From neck bites to snow drifts, the film possesses a strong tactile sense. The film’s subzero climate could form icicles on the cup holders in the theater. The snow banks in a small Swedish town are thick and permanent. Street lamps reflect palely for miles along the streets. Children play and pester in the snow. For the awkward Oskar, most play consists of taking a beating. Things change one night while practicing that favorite childhood pastime – stabbing a tree and pretending it’s your enemy. The new girl next door drops by (I mean, like, drops by). From there, they create the best childhood sweetheart romance ever formed over a Rubik’s cube.

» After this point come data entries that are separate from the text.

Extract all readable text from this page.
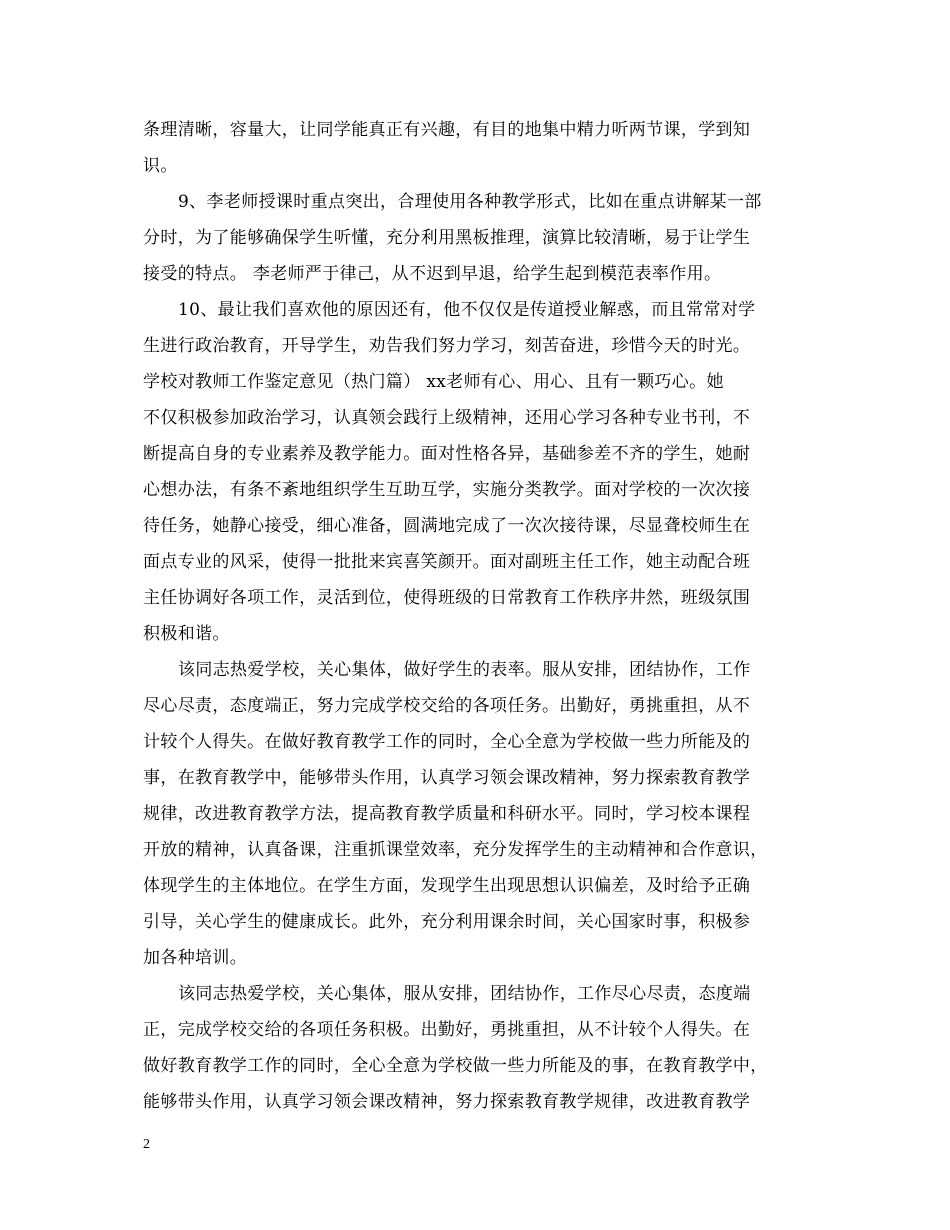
条理清晰，容量大，让同学能真正有兴趣，有目的地集中精力听两节课，学到知
识。
9、李老师授课时重点突出，合理使用各种教学形式，比如在重点讲解某一部
分时，为了能够确保学生听懂，充分利用黑板推理，演算比较清晰，易于让学生
接受的特点。 李老师严于律己，从不迟到早退，给学生起到模范表率作用。
10、最让我们喜欢他的原因还有，他不仅仅是传道授业解惑，而且常常对学
生进行政治教育，开导学生，劝告我们努力学习，刻苦奋进，珍惜今天的时光。
学校对教师工作鉴定意见（热门篇） xx老师有心、用心、且有一颗巧心。她
不仅积极参加政治学习，认真领会践行上级精神，还用心学习各种专业书刊，不
断提高自身的专业素养及教学能力。面对性格各异，基础参差不齐的学生，她耐
心想办法，有条不紊地组织学生互助互学，实施分类教学。面对学校的一次次接
待任务，她静心接受，细心准备，圆满地完成了一次次接待课，尽显聋校师生在
面点专业的风采，使得一批批来宾喜笑颜开。面对副班主任工作，她主动配合班
主任协调好各项工作，灵活到位，使得班级的日常教育工作秩序井然，班级氛围
积极和谐。
该同志热爱学校，关心集体，做好学生的表率。服从安排，团结协作，工作
尽心尽责，态度端正，努力完成学校交给的各项任务。出勤好，勇挑重担，从不
计较个人得失。在做好教育教学工作的同时，全心全意为学校做一些力所能及的
事，在教育教学中，能够带头作用，认真学习领会课改精神，努力探索教育教学
规律，改进教育教学方法，提高教育教学质量和科研水平。同时，学习校本课程
开放的精神，认真备课，注重抓课堂效率，充分发挥学生的主动精神和合作意识，
体现学生的主体地位。在学生方面，发现学生出现思想认识偏差，及时给予正确
引导，关心学生的健康成长。此外，充分利用课余时间，关心国家时事，积极参
加各种培训。
该同志热爱学校，关心集体，服从安排，团结协作，工作尽心尽责，态度端
正，完成学校交给的各项任务积极。出勤好，勇挑重担，从不计较个人得失。在
做好教育教学工作的同时，全心全意为学校做一些力所能及的事，在教育教学中，
能够带头作用，认真学习领会课改精神，努力探索教育教学规律，改进教育教学
2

Be still my beating nerd heart. Of course the new girl in town wouldn’t be the new girl in town if she didn’t hold a giant secret. She tends to an unusual diet. An unusual diet … OF BLOOD! No Tootsie Rolls here. Unless the Tootsie Rolls have BLOOD IN THEM! Funny the way she and her father cover their windows to blot out the sun. It’s Sweden. It’s winter. Don’t they get cold?

We get the picture. (Of course, if we got the picture, would she appear in it?) But a little slow on the Polaroid is Oskar. He’s just happy to have a friend, and a “girl” friend, at that. The strength of the film lies in the keenly observed friendship between our snowcapped Romeo and his well-fanged Juliet. Could the film’s bite use braces? Only if you’re stuck in traditional vampire-ese. The coffins and stakes are left out in the snow. The father works with knockout gas and knives, stalking teen-agers dispassionately. When he drains his victim’s blood, you feel a drained soul. But director Tomas Alfredson’s slow bleed of a film effectively nibbles the horror with comic glee. Our teeth sink in as terror, but the blood spurts out as dark humor. My favorite moment is a bleeding in the woods interrupted by a sweetly oblivious poodle.

While the film has a strangeness all its own, it does follow some of the horror playbook. Eli’s blood-hunting speaks to sexual awakening. The carnage-heavy swimming-pool ending feels like Oskar’s Carrie-esque dream of revenge. I left wondering if Eli is less a vampire than a specter, Oskar’s act of imaginary wish-fulfillment. Yes or no, the film itself adds up to a filmgoer’s darkest wishes.